The Pointer has sent multiple requests to Brown for comment since evidence of the Indian government plot was released. He has not responded and has not made any public comment condemning the BJP or the Indian government which are led by his close friend Modi.

The CBC article suggested their relationship has soured, citing comments Brown has recently made questioning religious discrimination in India, after significant pressure from groups in Brampton where visible minorities make up about 80 percent of the population and Sikhs are the largest ethno-religious demographic group. Muslim-Canadians, another significant demographic in the city, have also condemned Modi and his government for their policies and demanded Brown finally take a strong stand. In his public remarks cited as evidence of a souring relationship, Brown has refused to single out Modi or the BJP, or even mention them and he has not referred to the Indian government.
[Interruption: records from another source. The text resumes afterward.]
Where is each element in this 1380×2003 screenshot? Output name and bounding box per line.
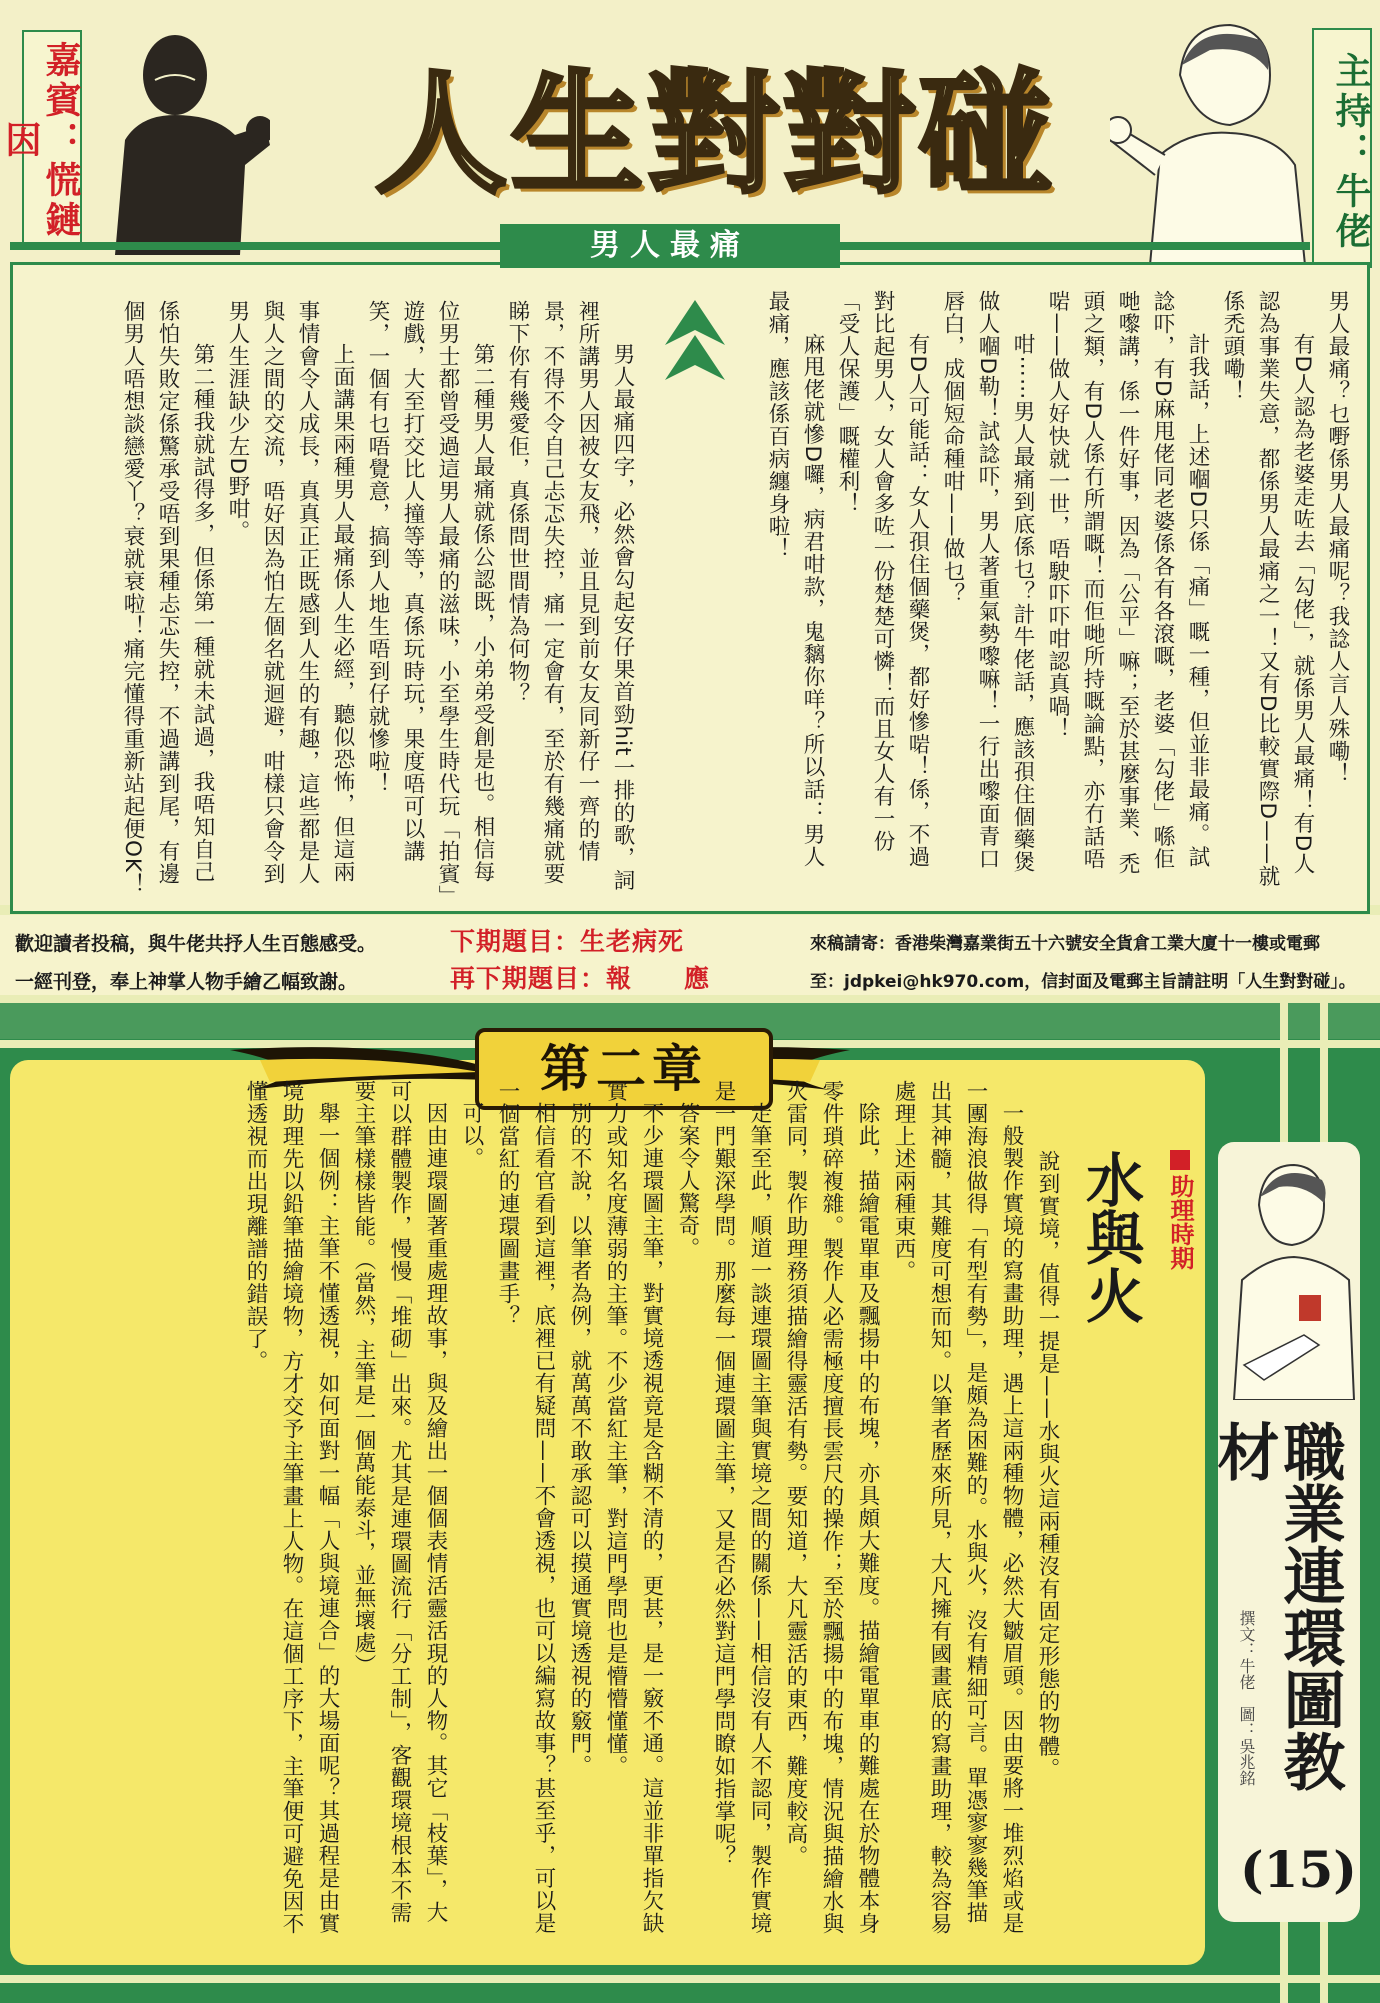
paragraph: 有D人認為老婆走咗去「勾佬」，就係男人最痛！有D人認為事業失意，都係男人最痛之一！又有D比較實際D——就係禿頭嘞！ xyxy=(1220,290,1315,888)
article1-left-column xyxy=(30,300,640,900)
address-line: 來稿請寄：香港柴灣嘉業街五十六號安全貨倉工業大廈十一樓或電郵 xyxy=(810,934,1320,954)
paragraph: 有D人可能話：女人孭住個藥煲，都好慘啱！係，不過對比起男人，女人會多咗一份楚楚可憐！而且女人有一份「受人保護」嘅權利！ xyxy=(835,290,930,869)
paragraph: 走筆至此，順道一談連環圖主筆與實境之間的關係——相信沒有人不認同，製作實境是一門艱深學問。那麼每一個連環圖主筆，又是否必然對這門學問瞭如指掌呢？ xyxy=(711,1080,772,1934)
next-topics xyxy=(450,923,810,997)
article1-right-column xyxy=(755,290,1355,890)
guest-label: 嘉賓：慌鏈因 xyxy=(22,30,82,245)
paragraph: 不少連環圖主筆，對實境透視竟是含糊不清的，更甚，是一竅不通。這並非單指欠缺實力或知名度薄弱的主筆。不少當紅主筆，對這門學問也是懵懵懂懂。 xyxy=(603,1080,664,1934)
paragraph: 男人最痛？乜嘢係男人最痛呢？我諗人言人殊嘞！ xyxy=(1325,290,1350,785)
paragraph: 計我話，上述嗰D只係「痛」嘅一種，但並非最痛。試諗吓，有D麻甩佬同老婆係各有各滾嘅，老婆「勾佬」喺佢哋嚟講，係一件好事，因為「公平」嘛；至於甚麼事業、禿頭之類，有D人係冇所謂嘅！而佢哋所持嘅論點，亦冇話唔啱——做人好快就一世，唔駛吓吓咁認真喎！ xyxy=(1045,290,1210,875)
series-number: (15) xyxy=(1240,1840,1357,1899)
guest-figure-illustration xyxy=(95,20,270,255)
host-figure-illustration xyxy=(1110,5,1310,265)
square-bullet-icon xyxy=(1170,1150,1190,1170)
series-credit: 撰文：牛佬 圖：吳兆銘 xyxy=(1237,1610,1256,1786)
article-subtitle: 男人最痛 xyxy=(500,224,840,268)
page-title: 人生對對碰 xyxy=(375,57,1055,212)
footer-line: 歡迎讀者投稿，與牛佬共抒人生百態感受。 xyxy=(15,933,377,955)
paragraph: 說到實境，值得一提是——水與火這兩種沒有固定形態的物體。 xyxy=(1035,1150,1060,1780)
article2-title: 水與火 xyxy=(1076,1150,1144,1324)
paragraph: 答案令人驚奇。 xyxy=(675,1101,700,1259)
paragraph: 舉一個例：主筆不懂透視，如何面對一幅「人與境連合」的大場面呢？其過程是由實境助理先以鉛筆描繪境物，方才交予主筆畫上人物。在這個工序下，主筆便可避免因不懂透視而出現離譜的錯誤了。 xyxy=(243,1080,340,1935)
chevron-divider-icon xyxy=(645,290,745,410)
next-topic: 下期題目：生老病死 xyxy=(450,927,685,956)
paragraph: 別的不說，以筆者為例，就萬萬不敢承認可以摸通實境透視的竅門。 xyxy=(567,1101,592,1777)
host-label: 主持：牛佬 xyxy=(1312,28,1372,268)
paragraph: 麻甩佬就慘D囉，病君咁款，鬼黐你咩？所以話：男人最痛，應該係百病纏身啦！ xyxy=(765,290,825,869)
paragraph: 因由連環圖著重處理故事，與及繪出一個個表情活靈活現的人物。其它「枝葉」，大可以群體製作，慢慢「堆砌」出來。尤其是連環圖流行「分工制」，客觀環境根本不需要主筆樣樣皆能。（當然，主筆是一個萬能泰斗，並無壞處） xyxy=(351,1080,448,1925)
He has continued to visit India regularly and in 2021, when Modi’s BJP government passed draconian legislation aimed at disenfranchising Muslims and stripping away control from Sikh farmers, The Pointer repeatedly questioned Brown for refusing to take a stance despite multiple protests by Sikhs in his city and widespread backlash among Muslim Canadians including the large numbers in Brampton. 

He eventually released a brief video defending the right to protest but refused to name Modi or the BJP and did not mention their policies which sparked unrest across parts of India that impacted hundreds of thousands of Brampton residents.  

Sandhu has spoken glowingly of Brown, praising him as a strong Brampton leader in the Toronto Star when he registered for reelection in 2022 after his disqualification by the CPC. Sandhu did not disclose that he was planning to run for Brampton council himself. He registered three days after the Star article was published. 

Sandhu failed to mention any of the numerous scandals Brown had been implicated in or evidence of his wrongdoing around contracts and hiring. Brown eventually cancelled a half-dozen investigations that had been called by a majority of councillors in 2022, probing the allegations and damning evidence that staff had brought forward against him. 

Sources, including Moore, have told The Pointer Sandhu helped Brown during his 2022 CPC leadership bid. His PR company lists “Tamil Rights Group” as one of his clients, one of Brown’s central causes and key sources for political support when he won the Ontario PC leadership in 2015 and during his campaigns since then.

Sandhu did not respond to questions Monday.

“I don’t understand how a media outlet could take its cues from a man who supported Brown and talked him up in 2022, helped him on the CPC leadership campaign, and now is behind a narrative trying to tell us Brown isn’t close with Modi,” Moore said Monday. “I just hope the CBC doesn’t feel like it has to take sides because of Pierre Poilievre‘s promise to cut its funding.”

She cautions MPs on the parliamentary committee to avoid he said, she said claims, pointing to examples of Brown’s history of dividing diaspora communities for his own political gain.   

“I just hope this isn’t another example of Patrick Brown telling one side one thing and the other side something else, with our media and government leaders wondering who to believe.

“But isn’t that the whole point of the committee hearings, to find out and show how our politicians get used by operatives, agents and people in our own communities working with foreign governments? 

“It just seems like whenever Patrick Brown is questioned about anything, somehow he spins the narrative to look like he’s the victim.

“We already know the BJP interfered in Canada to help Patrick Brown.

“When he cancelled the forensic audits in Brampton looking into all the evidence of his own wrongdoing, he obviously had something to hide. This is a pattern with him.”